Review of Mockery

Mockery (1927)
7/10
Christensen brings European sensibility to Mockery
24 July 2010
Warning: Spoilers
While the plot of "Mockery" is simple, the characterizations are complex, and not just because of Chaney's acting. German producer Erich Pommer and Danish director Benjamin Christensen brought a European aesthetic to this film; the same aesthetic F. W. Murnau brought to an equally simple story, "Sunrise." It's no wonder the film did not generate much buzz in America where studios pandered to the popular taste for melodrama and one dimensional characters - good guys and bad. The characters in "Mockery" are not that easy to define. They are real humans capable of compassion and cruelty, difficult to stereotype.

Chaney always thrived on direction that emphasized complex characterization. But in this film Barbara Bedford (whose only other notable performance was as Cora Munro in Maurice Tourneur's "The Last of the Mohicans") fares almost as well. Both give sensitive performances, she as a countess in disguise dodging revolutionaries in the Siberian forests of 1918, and Chaney at his best as a mentally slow but goodhearted peasant named Sergei, who helps her. The countess assures Sergei they will always be friends. She later proves to be less a friend, and more a patronizing aristocrat when she rewards his loyalty by securing employment for him on the estate of a war profiteer.

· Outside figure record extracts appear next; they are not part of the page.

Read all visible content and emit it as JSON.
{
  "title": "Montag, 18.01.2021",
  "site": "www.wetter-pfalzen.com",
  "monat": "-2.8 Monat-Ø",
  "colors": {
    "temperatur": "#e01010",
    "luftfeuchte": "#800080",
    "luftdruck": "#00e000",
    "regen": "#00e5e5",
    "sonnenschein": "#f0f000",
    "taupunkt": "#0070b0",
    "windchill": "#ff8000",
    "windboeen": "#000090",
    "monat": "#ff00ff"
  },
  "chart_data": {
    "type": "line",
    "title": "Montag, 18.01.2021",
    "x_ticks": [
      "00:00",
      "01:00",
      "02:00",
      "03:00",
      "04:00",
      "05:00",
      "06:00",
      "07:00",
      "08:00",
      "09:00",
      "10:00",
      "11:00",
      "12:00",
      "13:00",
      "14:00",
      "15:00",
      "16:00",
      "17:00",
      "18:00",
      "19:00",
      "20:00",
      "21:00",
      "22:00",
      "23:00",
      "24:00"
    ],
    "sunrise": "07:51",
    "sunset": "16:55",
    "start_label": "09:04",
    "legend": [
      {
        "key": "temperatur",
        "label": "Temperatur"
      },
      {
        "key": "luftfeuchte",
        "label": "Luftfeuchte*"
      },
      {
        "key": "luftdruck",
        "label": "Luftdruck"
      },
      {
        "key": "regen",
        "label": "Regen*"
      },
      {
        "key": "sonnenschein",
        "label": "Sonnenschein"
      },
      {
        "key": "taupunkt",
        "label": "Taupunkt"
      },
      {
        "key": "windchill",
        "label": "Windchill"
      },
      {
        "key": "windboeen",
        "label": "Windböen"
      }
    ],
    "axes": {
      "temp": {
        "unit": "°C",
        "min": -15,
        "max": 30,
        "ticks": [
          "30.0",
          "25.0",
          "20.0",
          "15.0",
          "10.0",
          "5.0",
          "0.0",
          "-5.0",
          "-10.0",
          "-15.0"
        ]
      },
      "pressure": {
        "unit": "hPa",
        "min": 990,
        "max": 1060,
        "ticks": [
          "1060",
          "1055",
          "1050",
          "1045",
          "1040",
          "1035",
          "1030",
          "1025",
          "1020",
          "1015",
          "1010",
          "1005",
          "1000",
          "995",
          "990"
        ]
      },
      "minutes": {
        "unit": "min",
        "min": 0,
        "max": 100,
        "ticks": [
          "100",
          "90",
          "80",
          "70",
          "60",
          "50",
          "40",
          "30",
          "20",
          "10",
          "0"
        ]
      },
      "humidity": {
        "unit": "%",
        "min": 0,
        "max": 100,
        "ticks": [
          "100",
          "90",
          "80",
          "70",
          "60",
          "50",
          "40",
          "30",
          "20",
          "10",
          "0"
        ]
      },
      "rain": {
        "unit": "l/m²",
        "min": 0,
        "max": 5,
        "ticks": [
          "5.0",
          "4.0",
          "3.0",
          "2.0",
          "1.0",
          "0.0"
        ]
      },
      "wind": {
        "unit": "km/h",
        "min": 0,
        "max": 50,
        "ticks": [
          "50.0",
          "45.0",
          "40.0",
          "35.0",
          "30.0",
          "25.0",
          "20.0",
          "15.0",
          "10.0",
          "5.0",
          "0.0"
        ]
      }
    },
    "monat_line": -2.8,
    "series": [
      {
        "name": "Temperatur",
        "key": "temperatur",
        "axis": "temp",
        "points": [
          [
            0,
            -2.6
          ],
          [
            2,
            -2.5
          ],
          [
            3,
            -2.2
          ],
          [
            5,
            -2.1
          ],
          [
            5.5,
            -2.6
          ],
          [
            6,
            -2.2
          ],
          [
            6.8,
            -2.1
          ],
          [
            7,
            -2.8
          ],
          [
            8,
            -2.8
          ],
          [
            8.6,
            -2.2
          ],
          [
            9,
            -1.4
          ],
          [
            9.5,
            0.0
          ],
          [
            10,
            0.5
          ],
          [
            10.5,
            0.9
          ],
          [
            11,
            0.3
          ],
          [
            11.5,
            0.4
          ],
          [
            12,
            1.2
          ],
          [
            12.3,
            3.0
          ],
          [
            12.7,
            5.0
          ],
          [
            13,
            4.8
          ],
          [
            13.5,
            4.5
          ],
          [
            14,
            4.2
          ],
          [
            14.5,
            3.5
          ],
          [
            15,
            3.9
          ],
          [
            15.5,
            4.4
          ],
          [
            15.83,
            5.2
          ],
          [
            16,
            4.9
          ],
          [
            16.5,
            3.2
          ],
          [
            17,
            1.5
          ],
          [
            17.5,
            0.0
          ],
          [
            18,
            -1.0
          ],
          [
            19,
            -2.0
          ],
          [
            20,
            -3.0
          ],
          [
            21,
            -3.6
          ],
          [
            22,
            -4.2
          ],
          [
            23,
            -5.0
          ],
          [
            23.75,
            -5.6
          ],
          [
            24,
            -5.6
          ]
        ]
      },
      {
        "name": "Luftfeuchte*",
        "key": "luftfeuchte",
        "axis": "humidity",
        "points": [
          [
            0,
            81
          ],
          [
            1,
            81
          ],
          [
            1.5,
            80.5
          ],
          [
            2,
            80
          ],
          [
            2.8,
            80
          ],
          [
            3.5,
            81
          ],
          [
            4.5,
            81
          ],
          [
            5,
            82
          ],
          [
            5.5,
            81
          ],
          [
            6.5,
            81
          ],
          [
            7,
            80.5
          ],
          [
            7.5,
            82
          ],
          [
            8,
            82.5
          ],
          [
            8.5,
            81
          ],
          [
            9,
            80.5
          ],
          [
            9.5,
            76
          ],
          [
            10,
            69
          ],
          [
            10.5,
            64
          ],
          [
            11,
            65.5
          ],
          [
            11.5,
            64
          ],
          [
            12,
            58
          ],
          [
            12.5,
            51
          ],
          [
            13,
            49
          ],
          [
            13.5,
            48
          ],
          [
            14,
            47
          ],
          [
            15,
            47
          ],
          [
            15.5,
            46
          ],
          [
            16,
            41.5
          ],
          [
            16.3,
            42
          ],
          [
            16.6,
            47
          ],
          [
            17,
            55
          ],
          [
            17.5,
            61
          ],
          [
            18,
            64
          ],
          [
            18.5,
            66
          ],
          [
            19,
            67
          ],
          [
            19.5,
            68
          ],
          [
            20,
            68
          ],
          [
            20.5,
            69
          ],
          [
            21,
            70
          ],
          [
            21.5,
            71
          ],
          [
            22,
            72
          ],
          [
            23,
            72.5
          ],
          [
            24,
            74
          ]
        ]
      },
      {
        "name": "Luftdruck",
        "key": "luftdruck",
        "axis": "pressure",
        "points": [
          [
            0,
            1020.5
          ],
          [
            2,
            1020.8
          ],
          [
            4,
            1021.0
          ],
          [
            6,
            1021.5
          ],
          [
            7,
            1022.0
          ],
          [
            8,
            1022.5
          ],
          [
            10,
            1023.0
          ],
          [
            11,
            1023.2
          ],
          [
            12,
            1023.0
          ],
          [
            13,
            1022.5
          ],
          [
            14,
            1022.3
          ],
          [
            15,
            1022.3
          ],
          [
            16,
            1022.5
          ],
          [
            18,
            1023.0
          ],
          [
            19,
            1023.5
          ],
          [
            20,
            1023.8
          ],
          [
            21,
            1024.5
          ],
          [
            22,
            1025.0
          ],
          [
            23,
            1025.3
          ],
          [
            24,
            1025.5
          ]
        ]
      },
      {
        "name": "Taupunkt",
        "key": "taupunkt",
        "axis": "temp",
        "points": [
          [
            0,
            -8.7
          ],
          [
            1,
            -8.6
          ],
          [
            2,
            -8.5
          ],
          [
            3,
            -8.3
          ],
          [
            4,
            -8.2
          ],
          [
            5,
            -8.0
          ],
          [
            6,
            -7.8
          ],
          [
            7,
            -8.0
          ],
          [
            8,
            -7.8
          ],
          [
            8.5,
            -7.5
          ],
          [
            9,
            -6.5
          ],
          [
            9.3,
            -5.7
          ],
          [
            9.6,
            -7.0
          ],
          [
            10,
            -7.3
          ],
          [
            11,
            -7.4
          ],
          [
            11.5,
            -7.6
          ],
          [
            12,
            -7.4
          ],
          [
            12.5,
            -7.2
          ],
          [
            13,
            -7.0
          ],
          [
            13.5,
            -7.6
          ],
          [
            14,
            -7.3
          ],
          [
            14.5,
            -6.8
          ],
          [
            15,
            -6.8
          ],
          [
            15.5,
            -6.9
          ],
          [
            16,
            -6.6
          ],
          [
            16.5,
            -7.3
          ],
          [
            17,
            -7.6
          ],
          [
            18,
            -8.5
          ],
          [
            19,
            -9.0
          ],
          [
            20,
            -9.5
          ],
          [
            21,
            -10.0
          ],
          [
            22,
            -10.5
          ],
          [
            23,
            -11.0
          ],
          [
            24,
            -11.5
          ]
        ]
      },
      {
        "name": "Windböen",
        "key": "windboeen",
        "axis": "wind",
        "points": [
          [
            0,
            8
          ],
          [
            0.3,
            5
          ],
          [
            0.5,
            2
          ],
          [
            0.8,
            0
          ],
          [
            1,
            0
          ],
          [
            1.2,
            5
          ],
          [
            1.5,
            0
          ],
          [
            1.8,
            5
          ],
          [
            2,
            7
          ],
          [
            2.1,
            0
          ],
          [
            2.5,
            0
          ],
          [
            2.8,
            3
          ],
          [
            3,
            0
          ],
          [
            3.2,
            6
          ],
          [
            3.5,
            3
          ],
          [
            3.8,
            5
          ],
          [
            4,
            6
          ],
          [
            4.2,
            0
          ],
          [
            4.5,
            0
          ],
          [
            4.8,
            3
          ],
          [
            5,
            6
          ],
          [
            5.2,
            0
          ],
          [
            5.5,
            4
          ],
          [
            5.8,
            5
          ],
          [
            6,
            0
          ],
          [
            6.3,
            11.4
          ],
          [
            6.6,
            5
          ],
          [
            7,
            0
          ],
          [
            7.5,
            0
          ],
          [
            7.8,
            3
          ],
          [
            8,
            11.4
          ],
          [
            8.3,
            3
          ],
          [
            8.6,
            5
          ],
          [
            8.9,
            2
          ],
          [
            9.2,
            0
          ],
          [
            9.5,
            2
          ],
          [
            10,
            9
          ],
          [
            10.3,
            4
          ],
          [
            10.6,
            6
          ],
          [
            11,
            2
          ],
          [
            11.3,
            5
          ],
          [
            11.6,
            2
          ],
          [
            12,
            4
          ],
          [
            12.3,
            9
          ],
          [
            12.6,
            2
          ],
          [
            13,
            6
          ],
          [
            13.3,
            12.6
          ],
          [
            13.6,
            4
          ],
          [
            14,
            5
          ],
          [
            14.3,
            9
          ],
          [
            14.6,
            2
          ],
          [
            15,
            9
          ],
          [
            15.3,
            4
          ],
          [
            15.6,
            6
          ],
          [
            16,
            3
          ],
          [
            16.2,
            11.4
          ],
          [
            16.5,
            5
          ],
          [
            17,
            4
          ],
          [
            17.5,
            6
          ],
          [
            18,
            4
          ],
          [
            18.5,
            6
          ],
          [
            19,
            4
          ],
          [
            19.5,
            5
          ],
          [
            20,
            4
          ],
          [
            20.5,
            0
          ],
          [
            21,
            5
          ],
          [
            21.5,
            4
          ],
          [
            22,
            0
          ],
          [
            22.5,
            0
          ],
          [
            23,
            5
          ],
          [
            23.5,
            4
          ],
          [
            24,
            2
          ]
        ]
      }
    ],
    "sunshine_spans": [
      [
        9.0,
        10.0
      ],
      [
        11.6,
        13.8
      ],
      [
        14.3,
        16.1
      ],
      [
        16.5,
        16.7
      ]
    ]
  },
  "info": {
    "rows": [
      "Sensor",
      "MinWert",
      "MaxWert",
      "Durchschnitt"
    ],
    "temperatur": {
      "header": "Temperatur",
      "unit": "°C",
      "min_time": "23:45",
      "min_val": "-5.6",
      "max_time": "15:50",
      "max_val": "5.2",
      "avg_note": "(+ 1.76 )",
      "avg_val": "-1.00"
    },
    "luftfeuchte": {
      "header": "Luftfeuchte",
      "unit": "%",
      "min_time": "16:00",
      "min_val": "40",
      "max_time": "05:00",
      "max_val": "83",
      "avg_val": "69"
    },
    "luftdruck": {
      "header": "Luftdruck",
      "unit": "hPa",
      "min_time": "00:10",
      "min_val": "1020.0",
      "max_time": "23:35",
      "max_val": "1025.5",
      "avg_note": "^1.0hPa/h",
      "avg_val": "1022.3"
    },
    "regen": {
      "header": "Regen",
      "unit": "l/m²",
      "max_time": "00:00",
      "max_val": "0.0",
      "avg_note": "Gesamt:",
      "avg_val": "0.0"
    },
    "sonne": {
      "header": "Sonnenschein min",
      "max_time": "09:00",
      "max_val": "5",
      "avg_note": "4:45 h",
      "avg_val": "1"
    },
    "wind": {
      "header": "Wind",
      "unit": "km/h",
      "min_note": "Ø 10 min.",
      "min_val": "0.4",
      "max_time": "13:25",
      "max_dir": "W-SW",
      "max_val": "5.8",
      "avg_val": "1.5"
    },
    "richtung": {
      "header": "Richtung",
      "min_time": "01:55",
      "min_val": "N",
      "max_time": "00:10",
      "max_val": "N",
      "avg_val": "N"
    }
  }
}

On the estate Sergei has his baser instincts awakened by another servant, the animalistic Ivan, played by Charles Puffy. When revolutionaries overrun the estate Sergei's passions have been so aroused that he tries to rape the countess, but he's thwarted when Loyalist soldiers quell the uprising. The countess, however, vouches for Sergei's loyalty to the Captain, her lover, because her conscience is awakened when the soldiers who seize Sergei accidentally expose the scars of a beating he took in the forest for refusing to divulge her identity to revolutionaries.

Films like this are why I prefer European silents, or American silents directed by Europeans like Murnau, Sjöström, Tourneur, and Christensen. Scenes that might have been cloyingly sentimental, as when Sergei bathes the countess' feet, are extremely moving, avoiding the exaggerated emotion that was a staple of American film, and letting Chaney's gentle hands speak for themselves.